Während Vater und Großvater mit den Pferden nur handelten und sie zur Schlachtung dann mit der Bahn verschickten, dachte er Mitte der 70er Jahre über andere Möglichkeiten nach. Zu der Zeit war er an den Wochenenden als Turnierreiter unterwegs. In dieser Szene wollte keiner sein Pferd auf eine weite Reise schicken, wenn es seinen letzten Gang gehen sollte. „Was andere können, das kann ich schon lang“, sagte sich Reithmeier und beschloss, Schlachtpferden lange Transportwege zu ersparen und sie selbst zu schlachten.

Die Begeisterung für alles, was mit Pferden zu tun hat, wurde ihm in die Wiege gelegt, die Verbundenheit zum Pfingstritt hat sich entwickelt. „Ich habe keine Ahnung, was an Pfingsten woanders los ist, denn ich war immer in Kötzting“, erzählt er.
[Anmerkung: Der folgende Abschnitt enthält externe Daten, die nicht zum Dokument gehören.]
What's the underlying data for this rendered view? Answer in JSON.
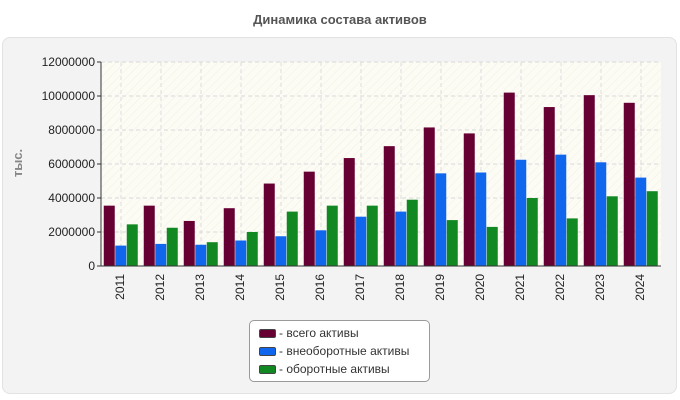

Als sechzehnjähriger war Reithmeier sogar gezwungen, am Pfingstmontag das Auto, einen Ford 17M, nach Hause zu fahren, da sein Großvater beim Besuch in Kötzting etwas zu tief ins Glas geschaut hatte und die Fahrtüchtigkeit stark eingeschränkt war. Seine Eltern, die mit dem Pferdetransporter hinterher fuhren, leugneten, dass der von dem Jugendlichen gesteuerten 17M zu ihnen gehören würde, nachdem sie in Cham durch einen Verkehrspolizisten angehalten worden waren.

Auf die Frage, wie sich seine Liebhaberei zu Pferden mit seinem Beruf Pferdemetzger vereinbaren lässt, meint Reithmeier: „Ich bin nicht Pferdemetzger, sondern ich bin der Erlöser!“ Wenn er in einem Reitstall ein Tier zum Schlachten abholen muss, dann werde er von den Amazonen oft als der böse Metzger angeschaut. Auf seine Frage, wer denn dem Tier durch das Reiten irreparablen Schaden zugefügt habe, müssen ihm diese dann oft beschämt die Antwort schuldig bleiben. Bei jedem Pferd, den er den Bolzenschuss ansetzt denkt er sich nach eigenem Bekunden: „Jetzt ärgert dich niemand mehr!“

Wieder drei Pferde vorbereitet

Er selbst hatte sich dieses Jahr wieder drei Pferde für den Ritt vorbereitet, eines davon hat er schon wieder verkauft. „Ich habe ein für den Pfingstritt vorgesehenes Pferd einmal schon einen Tag zuvor verkauft“, erzählt er. Damals musste er sich im benachbarten Reitstall ein Pferd ausleihen, damit er in Kötzting dabei sein konnte. Es kam auch schon vor, dass er am Pfingstmontag ein Kaltblut sattelte und dann erst merkte, dass das Pferd noch keinen Reiter kannte.

Als versierter Reiter konnte er die Situation meistern und auf halbem Weg nach Steinbühl war das Tier zugeritten. Eigentlich wollte Reithmeier nach 25 Jahren aufhören. Aber die Teilnahme am Pfingstritt hat ihm immer gefallen und so sind mittlerweile schon 50 Jahre daraus geworden. Er kennt Land und Leute und kommt gerne weiter am Pfingstmontag nach Kötzting. Nun steuert er das nächste Ehrenband für 60 Jahre an.